Ae'nin Gedhilfe hükümetine dair şüphelerini gündeme getirmesi iyi olmuştu. Bu konuda Bok'un görüşlerini fazlasıyla merak ediyordu. Bok oldukça üstü kapalı bir şekilde hükümetin güvenilmez olduğunun altını çizmişti ancak bildiği bir şey olup olmadığını da açığa vurmamıştı. Akıllıca bir hamleydi. Livei hükümetlerinin acımasız olduğunu biliyordu ancak amaçları konusunda net bir fikir sahibi değildi. Gedhilfe kendini sağlama alacak bir şeyler planlıyor olmalıydı, Ingenium'u öylece gözden çıkaracak bir ülke değildi. Ae de bunun farkındaydı. Kendisine gücenmesini anlayışla karşılamıştı. Max'in onlara Mavi Yıldız'dan uzak durmalarını tembih ettiğini hatırlamıyordu ancak şu durumda bu sözü hatırlasa bile yapabileceği pek bir şey yoktu. Üç maymunu oynamanın kimseye faydası olmayacaktı. Malumu ilan etmekte bir zarar yoktu. Tabi bu durumda Ae aptal durumuna düşmüştü, bu da onun hatasıydı. Tekrar karşılaşırlarsa telafi etmeye çalışırdı.
Bok her soruya oldukça politik ve kaçınan cevaplar vermişti. Max onun yüzüne karşı Mavi Yıldız'ı desteklemediğini söylediğine göre epey dürüst bir muhabbet yaşamışlardı. Mavi Yıldız ve Max'in anlaşamadıkları noktanın ne olduğunu merak ediyordu. Muhtemelen Max Dünyalı olduğu için oraya daha sempatik bir gözle bakıyordu. Bok ise Dünyalılara karşı daha soğuk bir tavır içindeydi. Hareketleri Livei'nin hoşuna gitmemişti. Max ile çalışması çok daha kolay olurdu, keşke onları yanına almayı kabul etmiş olsaydı. Bok, Ae'yi yolcu edip onlara otel deneyimlerini sorduğunda omuzlarını silkti. Friks'e döndü göz ucuyla. Ağzından çıt çıkmamıştı. Keyfi kaçmış gibi görünüyordu. Tabi duydukları her şeye o çok daha yeniydi. Şoku da yeni atlatıyor olmalıydı. Yine de Livei onun göründüğünden daha zeki bir adam olduğunu çok iyi biliyordu. Temkinli ve mesafeli davranması herkes için daha iyi olurdu. Bu ilişkide bir taraf aşırı duygusal davranacaksa Friks mantığını daha fazla konuşturan kişi olmak zorundaydı. Livei zor kararlar verebilen birisi olmamıştı hiçbir zaman.

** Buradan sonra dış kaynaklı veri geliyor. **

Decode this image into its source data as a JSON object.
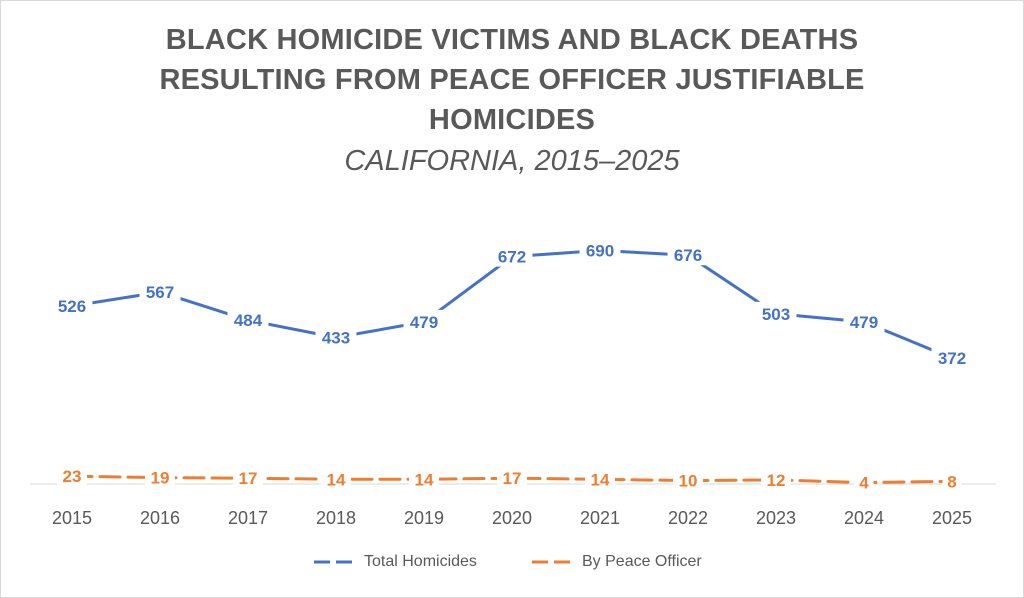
{
  "title_lines": [
    "BLACK HOMICIDE VICTIMS AND BLACK DEATHS",
    "RESULTING FROM PEACE OFFICER JUSTIFIABLE",
    "HOMICIDES"
  ],
  "subtitle": "CALIFORNIA, 2015–2025",
  "chart_data": {
    "type": "line",
    "title": "BLACK HOMICIDE VICTIMS AND BLACK DEATHS RESULTING FROM PEACE OFFICER JUSTIFIABLE HOMICIDES",
    "subtitle": "CALIFORNIA, 2015–2025",
    "categories": [
      "2015",
      "2016",
      "2017",
      "2018",
      "2019",
      "2020",
      "2021",
      "2022",
      "2023",
      "2024",
      "2025"
    ],
    "series": [
      {
        "name": "Total Homicides",
        "color": "#4472c4",
        "dash": "solid",
        "values": [
          526,
          567,
          484,
          433,
          479,
          672,
          690,
          676,
          503,
          479,
          372
        ]
      },
      {
        "name": "By Peace Officer",
        "color": "#ed7d31",
        "dash": "dashed",
        "values": [
          23,
          19,
          17,
          14,
          14,
          17,
          14,
          10,
          12,
          4,
          8
        ]
      }
    ],
    "ylim": [
      0,
      720
    ],
    "xlabel": "",
    "ylabel": "",
    "grid": false,
    "y_axis_visible": false,
    "data_labels": true,
    "legend_position": "bottom"
  }
}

Bok onları oryantasyon için eğitim alacakları bir odaya götürmüştü. Gedhilfe'den çaldıkları teknolojik bir alet de vardı. Üzerinde anlamadığı simgeler, renkler ve kelimeler vardı. Keşke çeviri cihazlarının yazılı versiyonu da olsaydı ellerinde. Böylece okuduklarını da kolayca anlayabilirdi. Bok gittikten sonra üniversite sınıfı gibi görünen odada sandalyelere geçmişlerdi. Bok son bir kez Friks'in ağzından laf almaya çalıştıysa da başarısız olmuştu. Sonrasında Friks onu kolundan tutup kimseye güvenmediğini ve Bok'un onları test ediyor olduğunu söylemişti. Livei çaresizce başını salladı. Bok'un güvenilmez olduğu bir gerçekti ancak şu anda yapabilecekleri başka ne vardı? Yılana sarılmazlarsa denize düşeceklerdi. Bir tercih yapmak zorundaydılar. "Biliyorum." dedi sessizce. Acaba Bok onlara dokunurken üzerlerine bir cihaz yerleştirmiş miydi? Konuştuklarını dinliyor muydu? Belki de bu oturdukları sandalyelerin her birinde vardı. Livei bazen aklını kaçıracak gibi oluyordu. Bu savaşın bittiğini görecek kadar ömrü olursa kesinlikle psikolojik bir tedavi görmesi gerekecekti. "Ae'yi bilmiyorum ama Bok'a ben de güvenmiyorum. Zaten en başında onlara katılmam için beni, seni öldürmekle tehdit etti." Alışmıştı gerçi tehdit edilmeye. "Böyle hayata ve kadere sokayım ya. Gedhilfe hükümeti tehdit eder, deney yapar, Kot'u öldürür. Son çare Kızıl Kan'a gideriz liderleri Reisil tehdit eder, Mavi Yıldız'a bizi satar. Sevgilimi kaçırırlar. Mavi'yi kaçırırlar. Kimseye ulaşamam, çaresiz kalırım. Öldüğünü sandığım eski sevgilim aniden ortaya çıkar Mavi Yıldız'ın lideri olduğunu söyler. Bize katılmazsan sevdiklerini öldürürüz der. Sevgilimi de bu boka sokarım. Ülkemi ve ailemi terk edip buraya gelirim. Burada kim bilir ne boklar gelecek başımıza. Mavi nerede Frum ve Ser bilir zaten. Hayatıma sokayım. Olmayan pipim girsin böyle yaşama." Öfkeyle kendi kendine mırıldanarak içindeki tüm birikmiş kini ve nefreti döktü. Friks onu duymuş muydu bilmiyordu bile ancak duyuyorsa Livei'nin çok nadir ortaya çıkan bir tarafına şahit oluyordu.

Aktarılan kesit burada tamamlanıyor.